At the center of ESMA’s proposals – which include a Binary Options ban, required negative balance protection, and a ban on incentive bonus payments to retail traders – is a 30x cap on trading leverage, which could be as tight as just 5x for highly volatile instruments.

Some of Saxo Bank’s main competitors, most notably London based IG Group Holdings plc (LON:IGG) and New York based Gain Capital Holdings Inc (NYSE:GCAP), have already come out vocally in favour of ESMA’s overall approach to improve conditions for retail traders, but strongly against the relatively low leverage cap.

Many European traders are used to trading with upwards of 100x leverage of their capital base. According to both IG and GAIN Capital, ESMA’s proposals are likely to have the unintended consequences of pushing European retail traders into the arms of offshore, unlicensed brokers offering high leverage and deposit bonuses.

Saxo Bank’s full statement on ESMA’s proposals follows:


18th December, 2017

Saxo Bank welcomes ESMA’s proposals and supports consistent EU-wide regulation on the provision of CFDs to retail clients

Saxo Bank, the global multi-asset trading and investment specialist, welcomes ESMA’s latest update on its preparatory work in relation to the provision of CFDs to retail clients. The update, which was issued on Friday, 15 December and envisages a brief period of consultation in January 2018, paves the way for a more level playing field among EU providers offering CFDs to clients, avoiding an arms race on leverage.

Kim Fournais Saxo Bank

Kim Fournais, Saxo Bank

Commenting on ESMA’s proposals, Kim Fournais, co-founder and CEO, Saxo Bank, said:

Saxo strongly welcomes and supports the proposals set forth by ESMA and believes that consistent, harmonised regulation at a European level will be positive for clients and the industry as a whole. At Saxo, we have been expecting these developments for some time and have provisions in place. We made a clear strategic decision not to compete on high leverage, placing us in a good position to maintain and grow our business in this new regulatory environment.

Saxo believes that trading with CFDs and FX instruments has its advantages for traders looking hedge their global market exposure in a flexible and efficient way. However, with too high leverage, the risks of trading these products can outweigh the benefits.

It is important to note that this is a leverage problem – not a product problem.

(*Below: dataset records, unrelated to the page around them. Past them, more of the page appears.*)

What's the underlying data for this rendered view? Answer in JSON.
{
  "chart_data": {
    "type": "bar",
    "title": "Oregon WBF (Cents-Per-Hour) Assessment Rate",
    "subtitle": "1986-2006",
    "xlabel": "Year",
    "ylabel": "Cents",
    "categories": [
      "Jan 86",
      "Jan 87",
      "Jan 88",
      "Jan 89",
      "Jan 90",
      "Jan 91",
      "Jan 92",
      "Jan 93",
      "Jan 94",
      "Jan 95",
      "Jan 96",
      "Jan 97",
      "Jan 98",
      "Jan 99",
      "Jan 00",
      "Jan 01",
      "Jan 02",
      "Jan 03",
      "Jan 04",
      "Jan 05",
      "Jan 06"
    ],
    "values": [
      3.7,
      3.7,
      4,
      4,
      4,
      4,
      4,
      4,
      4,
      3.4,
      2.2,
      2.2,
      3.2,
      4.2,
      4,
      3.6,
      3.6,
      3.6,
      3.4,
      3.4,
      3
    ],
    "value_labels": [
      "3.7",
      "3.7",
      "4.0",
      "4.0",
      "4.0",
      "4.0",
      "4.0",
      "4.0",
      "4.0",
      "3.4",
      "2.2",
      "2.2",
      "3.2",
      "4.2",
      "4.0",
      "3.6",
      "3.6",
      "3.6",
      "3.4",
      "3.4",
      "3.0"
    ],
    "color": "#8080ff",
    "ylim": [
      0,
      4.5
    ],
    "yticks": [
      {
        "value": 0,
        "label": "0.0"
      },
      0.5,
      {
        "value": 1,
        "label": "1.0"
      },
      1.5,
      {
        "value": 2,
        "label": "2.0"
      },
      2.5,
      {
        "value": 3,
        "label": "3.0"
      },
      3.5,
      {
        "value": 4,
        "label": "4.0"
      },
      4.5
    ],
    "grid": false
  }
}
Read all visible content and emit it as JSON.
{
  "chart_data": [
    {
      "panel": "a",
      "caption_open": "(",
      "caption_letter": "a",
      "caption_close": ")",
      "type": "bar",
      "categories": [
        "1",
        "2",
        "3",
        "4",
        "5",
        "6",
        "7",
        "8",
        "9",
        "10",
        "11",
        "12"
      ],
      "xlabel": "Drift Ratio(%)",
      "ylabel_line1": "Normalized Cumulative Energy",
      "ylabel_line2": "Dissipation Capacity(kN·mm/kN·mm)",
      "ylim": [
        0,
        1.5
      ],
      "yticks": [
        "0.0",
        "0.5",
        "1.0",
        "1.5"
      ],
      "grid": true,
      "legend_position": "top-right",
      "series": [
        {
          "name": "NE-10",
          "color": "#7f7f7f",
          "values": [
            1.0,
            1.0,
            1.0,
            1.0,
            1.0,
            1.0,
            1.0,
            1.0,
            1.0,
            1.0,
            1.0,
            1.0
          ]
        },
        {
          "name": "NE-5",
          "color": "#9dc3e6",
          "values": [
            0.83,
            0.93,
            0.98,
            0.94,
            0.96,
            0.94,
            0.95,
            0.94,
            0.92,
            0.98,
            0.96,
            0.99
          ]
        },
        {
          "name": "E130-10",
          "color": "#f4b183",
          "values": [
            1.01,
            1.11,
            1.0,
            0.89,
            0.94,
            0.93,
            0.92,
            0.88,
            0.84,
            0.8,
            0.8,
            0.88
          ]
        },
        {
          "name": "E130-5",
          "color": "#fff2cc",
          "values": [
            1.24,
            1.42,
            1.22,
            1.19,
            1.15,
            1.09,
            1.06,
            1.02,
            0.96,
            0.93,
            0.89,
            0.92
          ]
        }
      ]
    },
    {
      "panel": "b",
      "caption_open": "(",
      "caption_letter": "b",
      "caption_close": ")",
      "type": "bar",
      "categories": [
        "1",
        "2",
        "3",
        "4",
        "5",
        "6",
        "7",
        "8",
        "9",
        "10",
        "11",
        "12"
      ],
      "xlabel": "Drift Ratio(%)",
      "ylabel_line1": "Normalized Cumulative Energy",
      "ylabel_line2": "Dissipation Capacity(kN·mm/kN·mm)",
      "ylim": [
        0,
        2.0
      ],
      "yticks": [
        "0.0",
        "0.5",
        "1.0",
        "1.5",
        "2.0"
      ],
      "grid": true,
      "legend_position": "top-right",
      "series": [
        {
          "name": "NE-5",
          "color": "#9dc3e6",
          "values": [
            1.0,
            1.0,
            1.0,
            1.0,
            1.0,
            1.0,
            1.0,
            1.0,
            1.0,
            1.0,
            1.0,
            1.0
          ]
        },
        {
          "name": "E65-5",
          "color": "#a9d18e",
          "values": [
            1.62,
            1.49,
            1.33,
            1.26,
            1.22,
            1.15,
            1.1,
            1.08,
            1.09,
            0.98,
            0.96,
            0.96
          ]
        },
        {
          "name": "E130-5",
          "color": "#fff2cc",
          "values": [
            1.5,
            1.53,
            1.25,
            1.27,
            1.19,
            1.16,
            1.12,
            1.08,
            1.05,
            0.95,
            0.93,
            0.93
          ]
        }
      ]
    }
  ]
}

Responsible caps on leverage are therefore key to consumer protection. Our approach and business model clearly show that running a profitable business and being a responsible market participant are not mutually exclusive. For its long-term survival, the industry should welcome the move away from competition on leverage and embrace competition on quality of platform, price, product and service,

added Fournais.

ESMA’s latest proposals signal a need for better alignment between leverage levels and market conditions. Saxo takes a dynamic approach to leverage, adapting margins to volatility, market capitalization when trading stocks and available liquidity in the market. It believes that offering very high leverage which is out of sync with underlying market conditions at any given time is irresponsible.